Books that change your values

  1. Books that make an explicit argument about values
    • Examples: Against Democracy, Robot’s Rebellion, Genealogy of Morals, Doing Good Better, A Theory of Justice
  2. Books that function as thought experiments for you to reflect on how you feel about something
    • Examples: Brave New World, Age of Em, An Inspector Calls
  3. Books written from a holistic value structure, letting you experience that value structure from the inside
    • Examples: Atlas Shrugged, Walden, The Trial, Hitchhiker’s Guide to the Galaxy

Books that change your thinking style

  1. Books that teach principles of thinking directly
    • Examples: How to Solve It, Language Truth and Logic, Philosophical Investigations, Intuition Pumps
  2. Books from which you can learn a style of thinking by studying the author’s approach to the world, or to his material
    • Examples: Surely You’re Joking Mr. Feynman, Freakonomics, Godel Escher Bach
  3. Books that tickle your aesthetic sense in a way that obliquely makes you a more interesting, generative thinker
    • Examples: Labyrinths, Invisible Cities, Arcadia, Aha! Insight

Who benefits from unsolicited criticism?

(Originally a thread on FB here)

Discussions about whether it’s good to get unsolicited criticism tend to feel like people talking past each other. The “yay unsolicited criticism!” side keeps pointing out how criticism helps you improve. But I don’t think that’s the real crux of the disagreement, for the “boo unsolicited criticism!” people.

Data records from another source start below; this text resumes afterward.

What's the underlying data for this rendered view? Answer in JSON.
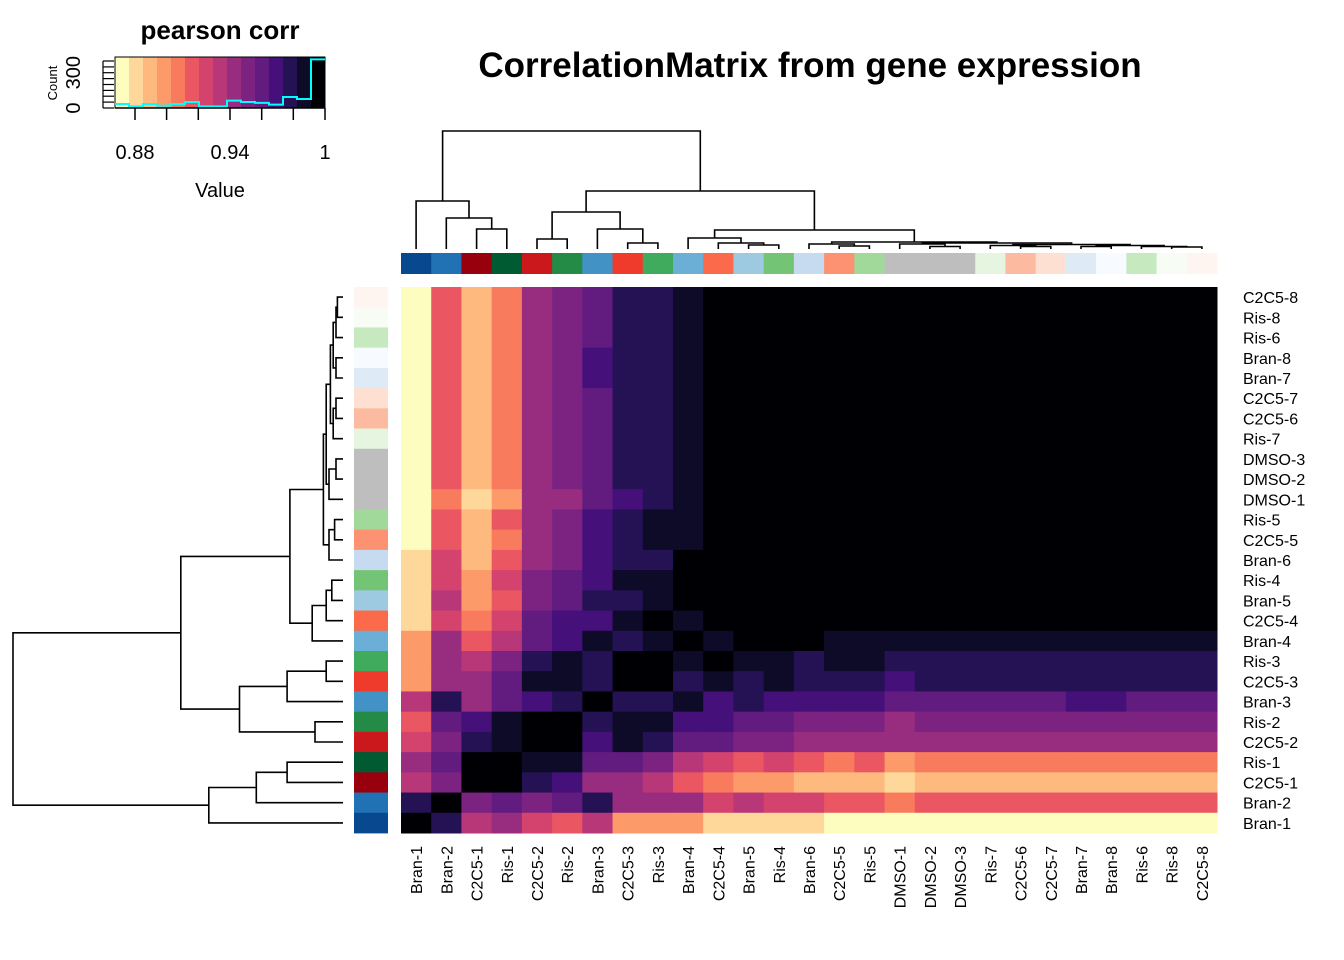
{
  "chart_data": {
    "type": "heatmap",
    "title": "CorrelationMatrix from gene expression",
    "columns": [
      "Bran-1",
      "Bran-2",
      "C2C5-1",
      "Ris-1",
      "C2C5-2",
      "Ris-2",
      "Bran-3",
      "C2C5-3",
      "Ris-3",
      "Bran-4",
      "C2C5-4",
      "Bran-5",
      "Ris-4",
      "Bran-6",
      "C2C5-5",
      "Ris-5",
      "DMSO-1",
      "DMSO-2",
      "DMSO-3",
      "Ris-7",
      "C2C5-6",
      "C2C5-7",
      "Bran-7",
      "Bran-8",
      "Ris-6",
      "Ris-8",
      "C2C5-8"
    ],
    "rows": [
      "C2C5-8",
      "Ris-8",
      "Ris-6",
      "Bran-8",
      "Bran-7",
      "C2C5-7",
      "C2C5-6",
      "Ris-7",
      "DMSO-3",
      "DMSO-2",
      "DMSO-1",
      "Ris-5",
      "C2C5-5",
      "Bran-6",
      "Ris-4",
      "Bran-5",
      "C2C5-4",
      "Bran-4",
      "Ris-3",
      "C2C5-3",
      "Bran-3",
      "Ris-2",
      "C2C5-2",
      "Ris-1",
      "C2C5-1",
      "Bran-2",
      "Bran-1"
    ],
    "values": [
      [
        0.872,
        0.916,
        0.89,
        0.907,
        0.943,
        0.952,
        0.961,
        0.978,
        0.978,
        0.987,
        0.996,
        0.996,
        0.996,
        0.996,
        0.996,
        0.996,
        0.996,
        0.996,
        0.996,
        0.996,
        0.996,
        0.996,
        0.996,
        0.996,
        0.996,
        0.996,
        1
      ],
      [
        0.872,
        0.916,
        0.89,
        0.907,
        0.943,
        0.952,
        0.961,
        0.978,
        0.978,
        0.987,
        0.996,
        0.996,
        0.996,
        0.996,
        0.996,
        0.996,
        0.996,
        0.996,
        0.996,
        0.996,
        0.996,
        0.996,
        0.996,
        0.996,
        0.996,
        1,
        0.996
      ],
      [
        0.872,
        0.916,
        0.89,
        0.907,
        0.943,
        0.952,
        0.961,
        0.978,
        0.978,
        0.987,
        0.996,
        0.996,
        0.996,
        0.996,
        0.996,
        0.996,
        0.996,
        0.996,
        0.996,
        0.996,
        0.996,
        0.996,
        0.996,
        0.996,
        1,
        0.996,
        0.996
      ],
      [
        0.872,
        0.916,
        0.89,
        0.907,
        0.943,
        0.952,
        0.97,
        0.978,
        0.978,
        0.987,
        0.996,
        0.996,
        0.996,
        0.996,
        0.996,
        0.996,
        0.996,
        0.996,
        0.996,
        0.996,
        0.996,
        0.996,
        0.996,
        1,
        0.996,
        0.996,
        0.996
      ],
      [
        0.872,
        0.916,
        0.89,
        0.907,
        0.943,
        0.952,
        0.97,
        0.978,
        0.978,
        0.987,
        0.996,
        0.996,
        0.996,
        0.996,
        0.996,
        0.996,
        0.996,
        0.996,
        0.996,
        0.996,
        0.996,
        0.996,
        1,
        0.996,
        0.996,
        0.996,
        0.996
      ],
      [
        0.872,
        0.916,
        0.89,
        0.907,
        0.943,
        0.952,
        0.961,
        0.978,
        0.978,
        0.987,
        0.996,
        0.996,
        0.996,
        0.996,
        0.996,
        0.996,
        0.996,
        0.996,
        0.996,
        0.996,
        0.996,
        1,
        0.996,
        0.996,
        0.996,
        0.996,
        0.996
      ],
      [
        0.872,
        0.916,
        0.89,
        0.907,
        0.943,
        0.952,
        0.961,
        0.978,
        0.978,
        0.987,
        0.996,
        0.996,
        0.996,
        0.996,
        0.996,
        0.996,
        0.996,
        0.996,
        0.996,
        0.996,
        1,
        0.996,
        0.996,
        0.996,
        0.996,
        0.996,
        0.996
      ],
      [
        0.872,
        0.916,
        0.89,
        0.907,
        0.943,
        0.952,
        0.961,
        0.978,
        0.978,
        0.987,
        0.996,
        0.996,
        0.996,
        0.996,
        0.996,
        0.996,
        0.996,
        0.996,
        0.996,
        1,
        0.996,
        0.996,
        0.996,
        0.996,
        0.996,
        0.996,
        0.996
      ],
      [
        0.872,
        0.916,
        0.89,
        0.907,
        0.943,
        0.952,
        0.961,
        0.978,
        0.978,
        0.987,
        0.996,
        0.996,
        0.996,
        0.996,
        0.996,
        0.996,
        0.996,
        0.996,
        1,
        0.996,
        0.996,
        0.996,
        0.996,
        0.996,
        0.996,
        0.996,
        0.996
      ],
      [
        0.872,
        0.916,
        0.89,
        0.907,
        0.943,
        0.952,
        0.961,
        0.978,
        0.978,
        0.987,
        0.996,
        0.996,
        0.996,
        0.996,
        0.996,
        0.996,
        0.996,
        1,
        0.996,
        0.996,
        0.996,
        0.996,
        0.996,
        0.996,
        0.996,
        0.996,
        0.996
      ],
      [
        0.872,
        0.907,
        0.881,
        0.898,
        0.943,
        0.943,
        0.961,
        0.97,
        0.978,
        0.987,
        0.996,
        0.996,
        0.996,
        0.996,
        0.996,
        0.996,
        1,
        0.996,
        0.996,
        0.996,
        0.996,
        0.996,
        0.996,
        0.996,
        0.996,
        0.996,
        0.996
      ],
      [
        0.872,
        0.916,
        0.89,
        0.916,
        0.943,
        0.952,
        0.97,
        0.978,
        0.987,
        0.987,
        0.996,
        0.996,
        0.996,
        0.996,
        0.996,
        1,
        0.996,
        0.996,
        0.996,
        0.996,
        0.996,
        0.996,
        0.996,
        0.996,
        0.996,
        0.996,
        0.996
      ],
      [
        0.872,
        0.916,
        0.89,
        0.907,
        0.943,
        0.952,
        0.97,
        0.978,
        0.987,
        0.987,
        0.996,
        0.996,
        0.996,
        0.996,
        1,
        0.996,
        0.996,
        0.996,
        0.996,
        0.996,
        0.996,
        0.996,
        0.996,
        0.996,
        0.996,
        0.996,
        0.996
      ],
      [
        0.881,
        0.925,
        0.89,
        0.916,
        0.943,
        0.952,
        0.97,
        0.978,
        0.978,
        0.996,
        0.996,
        0.996,
        0.996,
        1,
        0.996,
        0.996,
        0.996,
        0.996,
        0.996,
        0.996,
        0.996,
        0.996,
        0.996,
        0.996,
        0.996,
        0.996,
        0.996
      ],
      [
        0.881,
        0.925,
        0.898,
        0.925,
        0.952,
        0.961,
        0.97,
        0.987,
        0.987,
        0.996,
        0.996,
        0.996,
        1,
        0.996,
        0.996,
        0.996,
        0.996,
        0.996,
        0.996,
        0.996,
        0.996,
        0.996,
        0.996,
        0.996,
        0.996,
        0.996,
        0.996
      ],
      [
        0.881,
        0.934,
        0.898,
        0.916,
        0.952,
        0.961,
        0.978,
        0.978,
        0.987,
        0.996,
        0.996,
        1,
        0.996,
        0.996,
        0.996,
        0.996,
        0.996,
        0.996,
        0.996,
        0.996,
        0.996,
        0.996,
        0.996,
        0.996,
        0.996,
        0.996,
        0.996
      ],
      [
        0.881,
        0.925,
        0.907,
        0.925,
        0.961,
        0.97,
        0.97,
        0.987,
        0.996,
        0.987,
        1,
        0.996,
        0.996,
        0.996,
        0.996,
        0.996,
        0.996,
        0.996,
        0.996,
        0.996,
        0.996,
        0.996,
        0.996,
        0.996,
        0.996,
        0.996,
        0.996
      ],
      [
        0.898,
        0.943,
        0.916,
        0.934,
        0.961,
        0.97,
        0.987,
        0.978,
        0.987,
        1,
        0.987,
        0.996,
        0.996,
        0.996,
        0.987,
        0.987,
        0.987,
        0.987,
        0.987,
        0.987,
        0.987,
        0.987,
        0.987,
        0.987,
        0.987,
        0.987,
        0.987
      ],
      [
        0.898,
        0.943,
        0.934,
        0.952,
        0.978,
        0.987,
        0.978,
        0.996,
        1,
        0.987,
        0.996,
        0.987,
        0.987,
        0.978,
        0.987,
        0.987,
        0.978,
        0.978,
        0.978,
        0.978,
        0.978,
        0.978,
        0.978,
        0.978,
        0.978,
        0.978,
        0.978
      ],
      [
        0.898,
        0.943,
        0.943,
        0.961,
        0.987,
        0.987,
        0.978,
        1,
        0.996,
        0.978,
        0.987,
        0.978,
        0.987,
        0.978,
        0.978,
        0.978,
        0.97,
        0.978,
        0.978,
        0.978,
        0.978,
        0.978,
        0.978,
        0.978,
        0.978,
        0.978,
        0.978
      ],
      [
        0.934,
        0.978,
        0.943,
        0.961,
        0.97,
        0.978,
        1,
        0.978,
        0.978,
        0.987,
        0.97,
        0.978,
        0.97,
        0.97,
        0.97,
        0.97,
        0.961,
        0.961,
        0.961,
        0.961,
        0.961,
        0.961,
        0.97,
        0.97,
        0.961,
        0.961,
        0.961
      ],
      [
        0.916,
        0.961,
        0.97,
        0.987,
        0.996,
        1,
        0.978,
        0.987,
        0.987,
        0.97,
        0.97,
        0.961,
        0.961,
        0.952,
        0.952,
        0.952,
        0.943,
        0.952,
        0.952,
        0.952,
        0.952,
        0.952,
        0.952,
        0.952,
        0.952,
        0.952,
        0.952
      ],
      [
        0.925,
        0.952,
        0.978,
        0.987,
        1,
        0.996,
        0.97,
        0.987,
        0.978,
        0.961,
        0.961,
        0.952,
        0.952,
        0.943,
        0.943,
        0.943,
        0.943,
        0.943,
        0.943,
        0.943,
        0.943,
        0.943,
        0.943,
        0.943,
        0.943,
        0.943,
        0.943
      ],
      [
        0.943,
        0.961,
        0.996,
        1,
        0.987,
        0.987,
        0.961,
        0.961,
        0.952,
        0.934,
        0.925,
        0.916,
        0.925,
        0.916,
        0.907,
        0.916,
        0.898,
        0.907,
        0.907,
        0.907,
        0.907,
        0.907,
        0.907,
        0.907,
        0.907,
        0.907,
        0.907
      ],
      [
        0.934,
        0.952,
        1,
        0.996,
        0.978,
        0.97,
        0.943,
        0.943,
        0.934,
        0.916,
        0.907,
        0.898,
        0.898,
        0.89,
        0.89,
        0.89,
        0.881,
        0.89,
        0.89,
        0.89,
        0.89,
        0.89,
        0.89,
        0.89,
        0.89,
        0.89,
        0.89
      ],
      [
        0.978,
        1,
        0.952,
        0.961,
        0.952,
        0.961,
        0.978,
        0.943,
        0.943,
        0.943,
        0.925,
        0.934,
        0.925,
        0.925,
        0.916,
        0.916,
        0.907,
        0.916,
        0.916,
        0.916,
        0.916,
        0.916,
        0.916,
        0.916,
        0.916,
        0.916,
        0.916
      ],
      [
        1,
        0.978,
        0.934,
        0.943,
        0.925,
        0.916,
        0.934,
        0.898,
        0.898,
        0.898,
        0.881,
        0.881,
        0.881,
        0.881,
        0.872,
        0.872,
        0.872,
        0.872,
        0.872,
        0.872,
        0.872,
        0.872,
        0.872,
        0.872,
        0.872,
        0.872,
        0.872
      ]
    ],
    "zlim": [
      0.8674,
      1.0
    ],
    "palette": [
      "#FCFDBF",
      "#FED89A",
      "#FEB97E",
      "#FD9A6A",
      "#F97B5D",
      "#EA5662",
      "#D3436E",
      "#B73779",
      "#982D80",
      "#7C2382",
      "#621B7F",
      "#45107A",
      "#251255",
      "#0E0B29",
      "#000004"
    ],
    "sample_colors": {
      "Bran-1": "#08488E",
      "Bran-2": "#2171B5",
      "C2C5-1": "#99000D",
      "Ris-1": "#005A32",
      "C2C5-2": "#CB181D",
      "Ris-2": "#238B45",
      "Bran-3": "#4292C6",
      "C2C5-3": "#EF3B2C",
      "Ris-3": "#41AB5D",
      "Bran-4": "#6BAED6",
      "C2C5-4": "#FB6A4A",
      "Bran-5": "#9ECAE1",
      "Ris-4": "#74C476",
      "Bran-6": "#C6DBEF",
      "C2C5-5": "#FC9272",
      "Ris-5": "#A1D99B",
      "DMSO-1": "#BEBEBE",
      "DMSO-2": "#BEBEBE",
      "DMSO-3": "#BEBEBE",
      "Ris-7": "#E5F5E0",
      "C2C5-6": "#FCBBA1",
      "C2C5-7": "#FEE0D2",
      "Bran-7": "#DEEBF7",
      "Bran-8": "#F7FBFF",
      "Ris-6": "#C7E9C0",
      "Ris-8": "#F7FCF5",
      "C2C5-8": "#FFF5F0"
    },
    "dendrogram": {
      "h": 1.18,
      "c": [
        {
          "h": 0.48,
          "c": [
            "Bran-1",
            {
              "h": 0.31,
              "c": [
                "Bran-2",
                {
                  "h": 0.2,
                  "c": [
                    "C2C5-1",
                    "Ris-1"
                  ]
                }
              ]
            }
          ]
        },
        {
          "h": 0.58,
          "c": [
            {
              "h": 0.37,
              "c": [
                {
                  "h": 0.1,
                  "c": [
                    "C2C5-2",
                    "Ris-2"
                  ]
                },
                {
                  "h": 0.2,
                  "c": [
                    "Bran-3",
                    {
                      "h": 0.06,
                      "c": [
                        "C2C5-3",
                        "Ris-3"
                      ]
                    }
                  ]
                }
              ]
            },
            {
              "h": 0.19,
              "c": [
                {
                  "h": 0.11,
                  "c": [
                    "Bran-4",
                    {
                      "h": 0.06,
                      "c": [
                        "C2C5-4",
                        {
                          "h": 0.04,
                          "c": [
                            "Bran-5",
                            "Ris-4"
                          ]
                        }
                      ]
                    }
                  ]
                },
                {
                  "h": 0.07,
                  "c": [
                    {
                      "h": 0.05,
                      "c": [
                        "Bran-6",
                        {
                          "h": 0.03,
                          "c": [
                            "C2C5-5",
                            "Ris-5"
                          ]
                        }
                      ]
                    },
                    {
                      "h": 0.06,
                      "c": [
                        {
                          "h": 0.05,
                          "c": [
                            "DMSO-1",
                            {
                              "h": 0.025,
                              "c": [
                                "DMSO-2",
                                "DMSO-3"
                              ]
                            }
                          ]
                        },
                        {
                          "h": 0.045,
                          "c": [
                            {
                              "h": 0.035,
                              "c": [
                                "Ris-7",
                                {
                                  "h": 0.025,
                                  "c": [
                                    "C2C5-6",
                                    "C2C5-7"
                                  ]
                                }
                              ]
                            },
                            {
                              "h": 0.035,
                              "c": [
                                {
                                  "h": 0.025,
                                  "c": [
                                    "Bran-7",
                                    "Bran-8"
                                  ]
                                },
                                {
                                  "h": 0.025,
                                  "c": [
                                    "Ris-6",
                                    {
                                      "h": 0.02,
                                      "c": [
                                        "Ris-8",
                                        "C2C5-8"
                                      ]
                                    }
                                  ]
                                }
                              ]
                            }
                          ]
                        }
                      ]
                    }
                  ]
                }
              ]
            }
          ]
        }
      ]
    },
    "color_key": {
      "title": "pearson corr",
      "xlabel": "Value",
      "ylabel": "Count",
      "xticks": [
        0.88,
        0.9,
        0.92,
        0.94,
        0.96,
        0.98,
        1.0
      ],
      "xtick_labels": [
        {
          "v": 0.88,
          "label": "0.88"
        },
        {
          "v": 0.94,
          "label": "0.94"
        },
        {
          "v": 1.0,
          "label": "1"
        }
      ],
      "ytick_labels": [
        {
          "v": 0,
          "label": "0"
        },
        {
          "v": 300,
          "label": "300"
        }
      ],
      "ylim": [
        0,
        434
      ],
      "histogram_color": "#00FFFF",
      "histogram_counts": [
        34,
        14,
        34,
        20,
        34,
        51,
        14,
        14,
        63,
        51,
        43,
        29,
        94,
        77,
        414
      ]
    }
  }
}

Instead, I think that the value of unsolicited criticism to a particular person depends on a few key variables:

  1. How much effort do you already spend looking for your own flaws?
  2. How good are you at picking up on implicit feedback from other people’s reactions to you? (To be clear, 1 & 2 determine how likely you are to already have noticed the problem someone else is pointing out to you.)
  3. How much difficulty do you have self-modifying — i.e., acting on feedback?
  4. How much stress or anxiety do you feel when you’re reminded of things you know you’re doing wrong but can’t change?

I hypothesize that people whose answers are “more than average” to these questions are the ones who don’t usually appreciate receiving unsolicited criticism, even when it’s well-intentioned.

My point here: yes, probably there’s some element of irrationality on the part of the “boo unsolicited criticism!” people, in the sense that they’re unwilling to endure short-term discomfort in exchange for long-term gains. But to a large extent, I think they’re rationally evaluating the costs and benefits of unsolicited criticism, for themselves, and correctly perceiving that it’s not a good deal for them.